Toots & The Maytals, c'est un peu comme
Bob Marley & The Wailers : tout un pan de la musique jamaïcaine concentré dans une vie. À une différence près, pour Toots, cette aventure commencée à l'orée des années soixante continue encore ! À l'origine, Toots Hibbert épaulé par Raleigh Gordon et Jerry Matthias dès 1962 sont barrés ska et rock steady. En ces temps reculés, le reggae n'existe pas encore ! C'est pourtant à eux que l'on prête l'invention du terme, des années plus tard, au détour du titre d'un morceau enregistré pour le producteur
Leslie Kong :
"Do the reggay" (oui, avec un "y"). Nous sommes en 1968 et les lascars ont aussi déjà travaillé avec Coxsone, les Skatalites, Prince Buster… On leur doit notamment un morceau qui est encore repris de nos jours : "
54-46".
"That's my number", précisait Toots dans la foulée. Ce qui est la vérité puisque c'était son numéro de matricule suite à un séjour en prison pour possession de marijuana.

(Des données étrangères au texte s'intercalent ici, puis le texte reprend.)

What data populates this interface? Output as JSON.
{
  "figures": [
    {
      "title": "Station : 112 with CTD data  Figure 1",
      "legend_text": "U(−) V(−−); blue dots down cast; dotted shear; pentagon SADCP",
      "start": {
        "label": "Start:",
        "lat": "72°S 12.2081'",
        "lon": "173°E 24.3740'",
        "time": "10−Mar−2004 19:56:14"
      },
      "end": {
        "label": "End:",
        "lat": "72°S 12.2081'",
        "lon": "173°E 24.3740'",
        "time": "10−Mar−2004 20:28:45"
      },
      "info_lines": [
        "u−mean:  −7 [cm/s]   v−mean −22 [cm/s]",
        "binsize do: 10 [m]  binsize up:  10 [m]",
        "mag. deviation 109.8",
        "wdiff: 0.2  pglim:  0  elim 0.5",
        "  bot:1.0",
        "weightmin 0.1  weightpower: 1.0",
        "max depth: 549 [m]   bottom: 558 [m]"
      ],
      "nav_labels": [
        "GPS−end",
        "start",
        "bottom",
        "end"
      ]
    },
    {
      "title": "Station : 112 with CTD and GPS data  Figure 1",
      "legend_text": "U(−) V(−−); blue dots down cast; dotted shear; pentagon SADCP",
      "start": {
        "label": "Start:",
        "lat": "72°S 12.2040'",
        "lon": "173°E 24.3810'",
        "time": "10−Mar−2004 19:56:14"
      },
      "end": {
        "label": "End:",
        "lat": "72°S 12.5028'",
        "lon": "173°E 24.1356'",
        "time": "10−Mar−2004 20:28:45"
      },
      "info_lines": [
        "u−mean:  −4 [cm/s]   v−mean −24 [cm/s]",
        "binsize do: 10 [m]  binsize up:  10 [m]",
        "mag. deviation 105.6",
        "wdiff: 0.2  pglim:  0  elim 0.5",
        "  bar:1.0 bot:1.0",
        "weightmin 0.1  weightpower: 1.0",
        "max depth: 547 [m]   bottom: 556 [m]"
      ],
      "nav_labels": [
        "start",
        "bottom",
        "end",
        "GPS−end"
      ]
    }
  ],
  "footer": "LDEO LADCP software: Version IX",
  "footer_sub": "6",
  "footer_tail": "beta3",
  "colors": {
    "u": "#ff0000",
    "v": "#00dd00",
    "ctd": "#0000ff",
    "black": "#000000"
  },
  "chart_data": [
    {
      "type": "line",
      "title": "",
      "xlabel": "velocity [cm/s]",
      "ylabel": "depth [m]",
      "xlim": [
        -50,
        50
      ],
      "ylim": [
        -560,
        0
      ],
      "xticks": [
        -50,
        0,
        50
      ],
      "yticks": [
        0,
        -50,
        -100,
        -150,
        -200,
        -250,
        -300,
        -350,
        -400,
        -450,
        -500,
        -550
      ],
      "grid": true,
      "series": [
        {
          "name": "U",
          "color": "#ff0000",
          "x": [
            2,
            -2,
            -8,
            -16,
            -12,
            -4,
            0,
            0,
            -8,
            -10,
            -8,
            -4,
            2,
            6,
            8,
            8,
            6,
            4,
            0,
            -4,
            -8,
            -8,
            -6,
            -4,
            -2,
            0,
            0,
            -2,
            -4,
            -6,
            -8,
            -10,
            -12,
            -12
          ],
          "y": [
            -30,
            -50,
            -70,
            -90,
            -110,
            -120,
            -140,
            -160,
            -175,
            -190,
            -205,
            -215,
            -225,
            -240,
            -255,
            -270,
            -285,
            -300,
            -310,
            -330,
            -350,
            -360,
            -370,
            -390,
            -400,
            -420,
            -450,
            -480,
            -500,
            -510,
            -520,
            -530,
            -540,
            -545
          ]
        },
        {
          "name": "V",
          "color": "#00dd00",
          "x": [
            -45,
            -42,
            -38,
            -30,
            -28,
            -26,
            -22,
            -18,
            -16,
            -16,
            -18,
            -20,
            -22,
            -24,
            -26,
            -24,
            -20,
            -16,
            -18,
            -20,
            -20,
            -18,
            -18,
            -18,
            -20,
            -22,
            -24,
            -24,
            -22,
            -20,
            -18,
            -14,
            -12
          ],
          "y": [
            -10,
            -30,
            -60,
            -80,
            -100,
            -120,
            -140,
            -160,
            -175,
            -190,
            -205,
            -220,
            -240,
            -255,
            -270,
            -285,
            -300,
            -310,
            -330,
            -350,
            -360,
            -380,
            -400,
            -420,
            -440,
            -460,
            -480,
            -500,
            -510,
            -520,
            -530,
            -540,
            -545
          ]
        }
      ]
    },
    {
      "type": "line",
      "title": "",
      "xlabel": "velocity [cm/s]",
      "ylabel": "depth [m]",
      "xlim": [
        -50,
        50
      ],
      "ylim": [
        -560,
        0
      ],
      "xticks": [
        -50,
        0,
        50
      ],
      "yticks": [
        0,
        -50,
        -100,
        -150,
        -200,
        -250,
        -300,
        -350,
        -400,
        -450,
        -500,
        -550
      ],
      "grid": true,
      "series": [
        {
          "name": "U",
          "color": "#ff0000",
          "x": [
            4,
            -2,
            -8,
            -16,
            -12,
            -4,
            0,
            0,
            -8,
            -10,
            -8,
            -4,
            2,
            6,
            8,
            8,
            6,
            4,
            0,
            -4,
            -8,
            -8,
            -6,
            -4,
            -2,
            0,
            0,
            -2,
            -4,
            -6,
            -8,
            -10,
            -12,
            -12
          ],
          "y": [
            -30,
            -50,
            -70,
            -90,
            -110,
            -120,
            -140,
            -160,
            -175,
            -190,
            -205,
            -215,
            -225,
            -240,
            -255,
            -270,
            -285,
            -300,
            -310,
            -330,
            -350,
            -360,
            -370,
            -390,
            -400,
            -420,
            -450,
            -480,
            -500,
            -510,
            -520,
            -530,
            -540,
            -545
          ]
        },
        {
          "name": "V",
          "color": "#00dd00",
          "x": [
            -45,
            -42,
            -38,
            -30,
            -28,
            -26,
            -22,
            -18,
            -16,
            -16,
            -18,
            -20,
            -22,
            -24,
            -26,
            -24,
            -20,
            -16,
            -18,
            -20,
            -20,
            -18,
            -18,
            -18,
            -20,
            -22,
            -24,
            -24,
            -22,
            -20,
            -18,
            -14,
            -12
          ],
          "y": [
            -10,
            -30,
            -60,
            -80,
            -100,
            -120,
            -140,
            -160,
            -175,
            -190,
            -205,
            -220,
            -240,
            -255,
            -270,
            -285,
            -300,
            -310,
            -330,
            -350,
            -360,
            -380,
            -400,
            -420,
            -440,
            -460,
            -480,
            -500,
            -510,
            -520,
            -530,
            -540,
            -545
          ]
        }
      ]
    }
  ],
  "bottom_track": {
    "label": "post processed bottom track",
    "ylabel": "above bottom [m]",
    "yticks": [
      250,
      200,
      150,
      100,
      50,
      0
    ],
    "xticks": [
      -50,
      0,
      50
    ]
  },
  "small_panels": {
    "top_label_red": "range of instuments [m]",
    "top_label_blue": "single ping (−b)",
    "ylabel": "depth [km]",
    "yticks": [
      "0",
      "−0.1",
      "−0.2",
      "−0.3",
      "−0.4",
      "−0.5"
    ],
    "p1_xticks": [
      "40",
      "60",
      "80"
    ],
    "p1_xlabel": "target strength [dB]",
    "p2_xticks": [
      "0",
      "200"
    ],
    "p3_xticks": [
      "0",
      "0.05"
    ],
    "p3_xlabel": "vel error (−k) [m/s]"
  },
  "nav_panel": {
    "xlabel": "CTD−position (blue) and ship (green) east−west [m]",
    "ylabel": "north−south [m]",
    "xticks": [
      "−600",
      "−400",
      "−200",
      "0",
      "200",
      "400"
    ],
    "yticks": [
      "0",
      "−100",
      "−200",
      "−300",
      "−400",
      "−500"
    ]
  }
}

C'est ce vieux renard de Chris Blackwell qui va les propulser sur le devant de la scène. Le reggae cette fois s'annonce comme un courant majeur de l'histoire musicale. On raconte que le boss d'Island hésita entre déployer tous ses efforts sur Toots et sa bande ou sur celle de Marley… Quoi qu'il en soit, cette période fut profitable au groupe. Du film
The Harder They Come auquel ils participent (on les retrouvera plus tard sur la bande son de
Countryman), à des albums comme
Funky Kingston,
Reggae Got Soul ou
Pass The Pipe, les années soixante-dix verront Toots & The Maytals atteindre des sommets avec leur reggae flamboyant, un peu funky parfois, toujours convaincant. Particulièrement en live où ce "big band" donne toute sa mesure. Pourtant, en 1982, c'est le split. Mais Toots Hibbert reconstitue une équipe et repart de plus belle, multipliant les albums et les concerts avec une force rare. En 1998, il se fend d'un hommage à Marley,
An Hour Live où il reprend
"Get Up Stand Up". Si les compilations, vidéos et enregistrements lives constituent l'essentiel de la discographie des Maytals depuis 15 ans, il y a malgré tout, de temps à autre, des albums-studio qui ravivent la flamme :
Ska Father (sur Allah Son en 1998),
World Is Turning (XIII Bis en 2003),
True Love (sur V2 en 2004). Et ce n'est pas fini.